The temperature of the oven was increased to a temperature 10° F. (5.55° C.) above the melting temperature of the ACLyn 580 copolymer and a differential pressure of 100 psi (6.9 bar) were created with nitrogen gas across the two legs of the U-tube. Nitrogen gas leaked between the two legs of the U-tube at a rate 3.5×10−4 cc/psi-minute. The decreased leakage rate of gas was believed to be due to the melting and reaction of the copolymer with the metal U-tube.
The temperature of the oven was increased to a temperature 50° F. (27.8° C.) above the melting temperature of the ACLyn 580 copolymer and a differential pressure of 500 psi (34.45 bar) were created with nitrogen gas across the two legs of the U-tube. Nitrogen gas leaked between the two legs of the U-tube at a rate 2.2×10−5 cc/psi-minute. The decreased leakage rate of gas was believed to be due to the melting and reaction of the copolymer with the metal U-tube.
A paste of ACLyn 580 and toluene was created by heating toluene, adding ACLyn 580, and stirring until a thick, translucent paste was formed. This paste was applied in a 2 inch wide band, approximately 1/16 inch thick to the inside of one leg of a U-tube. The paste was allowed to cool and then the U-tube was heated to 150° F. (66° C.) to evaporate excess solvent.

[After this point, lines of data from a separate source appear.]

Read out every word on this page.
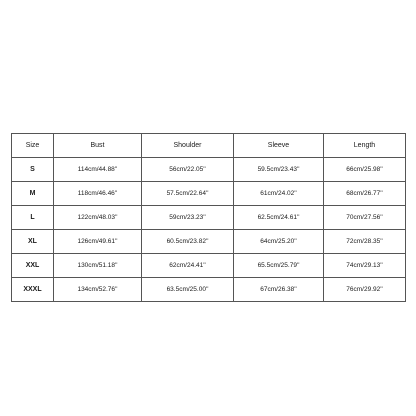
Size	Bust	Shoulder	Sleeve	Length
S	114cm/44.88''	56cm/22.05''	59.5cm/23.43''	66cm/25.98''
M	118cm/46.46''	57.5cm/22.64''	61cm/24.02''	68cm/26.77''
L	122cm/48.03''	59cm/23.23''	62.5cm/24.61''	70cm/27.56''
XL	126cm/49.61''	60.5cm/23.82''	64cm/25.20''	72cm/28.35''
XXL	130cm/51.18''	62cm/24.41''	65.5cm/25.79''	74cm/29.13''
XXXL	134cm/52.76''	63.5cm/25.00''	67cm/26.38''	76cm/29.92''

A cement slurry prepared with 800 grams API Class H Portland Cement and 320 grams distilled water was place in the U-tube. The U-tube was placed in an oven and both legs pressurized to 2000 psi (138 bar). The oven was heated to 125° F. ( ) and the cement was allowed to set. After the cement set, a differential pressure of 50 psi (3.45 bar) was created with nitrogen gas across the two legs of the U-tube. Nitrogen gas leaked between the two legs of the U-tube at a rate in excess of 1×10−3 cc/psi-minute
The temperature of the oven was increased to a temperature 50° F. (27.8° C.) above the melting temperature of the ACLyn 580 copolymer and a differential pressure of 500 psi (34.5 bar) were created with nitrogen gas across the two legs of the U-tube. No nitrogen gas leaked between the two legs of the U-tube at this differential pressure. The differential pressure was increased to 1000 psi and no leakage of nitrogen was measured over a 30-minute period. The differential pressure was increased to 1500 psi (103 bar) and no leakage of nitrogen was measured over a 60-minute period.
Other embodiments of the invention will be apparent to those skilled in the art from a consideration of this specification or from practice of the invention disclosed.

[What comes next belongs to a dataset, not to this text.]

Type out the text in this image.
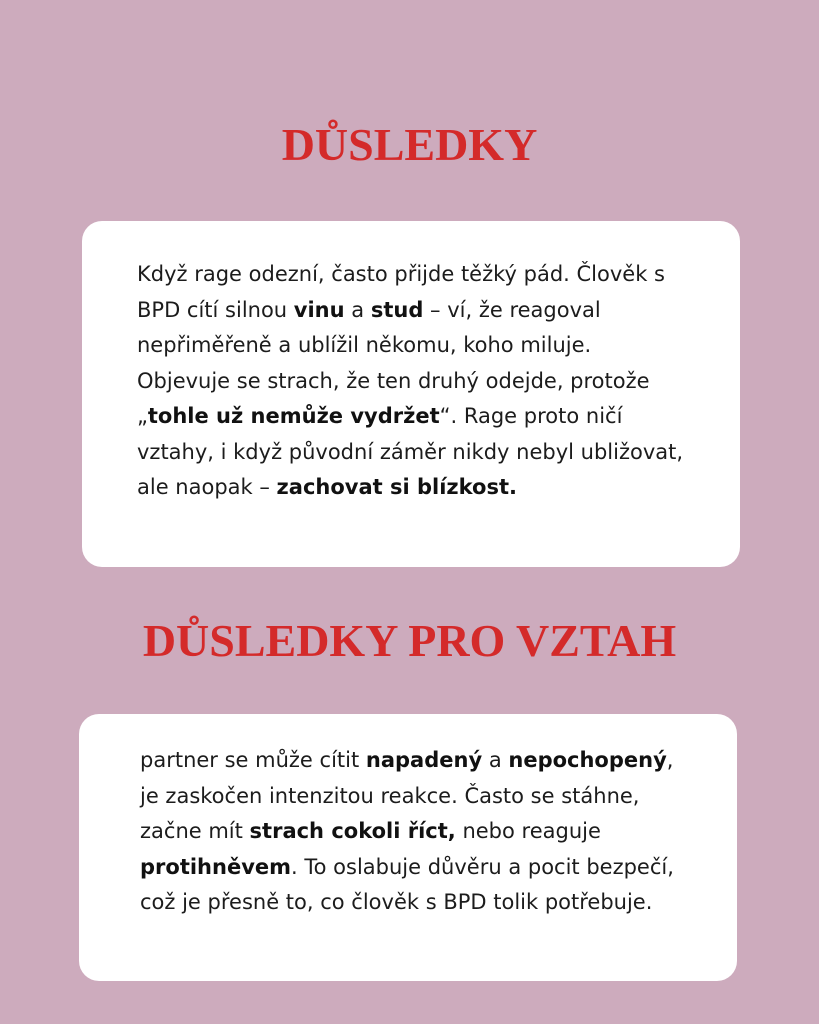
DŮSLEDKY

Když rage odezní, často přijde těžký pád. Člověk s BPD cítí silnou vinu a stud – ví, že reagoval nepřiměřeně a ublížil někomu, koho miluje. Objevuje se strach, že ten druhý odejde, protože „tohle už nemůže vydržet“. Rage proto ničí vztahy, i když původní záměr nikdy nebyl ubližovat, ale naopak – zachovat si blízkost.

DŮSLEDKY PRO VZTAH

partner se může cítit napadený a nepochopený, je zaskočen intenzitou reakce. Často se stáhne, začne mít strach cokoli říct, nebo reaguje protihněvem. To oslabuje důvěru a pocit bezpečí, což je přesně to, co člověk s BPD tolik potřebuje.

A cement slurry was prepared using varying amounts of ACLyn 580. The mixture was cured at 80° F. and 230° F. (27° C. and 110° C.) and a confining pressure of 3000 psi (207 bar) was applied. Young's Modulus and Poisson's Ratio were determined from data between 20-60% compressive strength. Table 1 shows the results. Table 2 shows the results in SI units. The test revealed that increasing the amount of the copolymer makes the cement more ductile. When cured at a temperature below 80° F. (27° C.), the copolymer is an elactic filler. However, when cured at temperatures above the melting point of the copolymer, an ionomer is formed by the reaction of the functional groups on the copolymer with mono-, di-, and tr-valent alkali and transitional metal salts in the cement. This results in a more rubbery material with a much higher Poisson's ratio.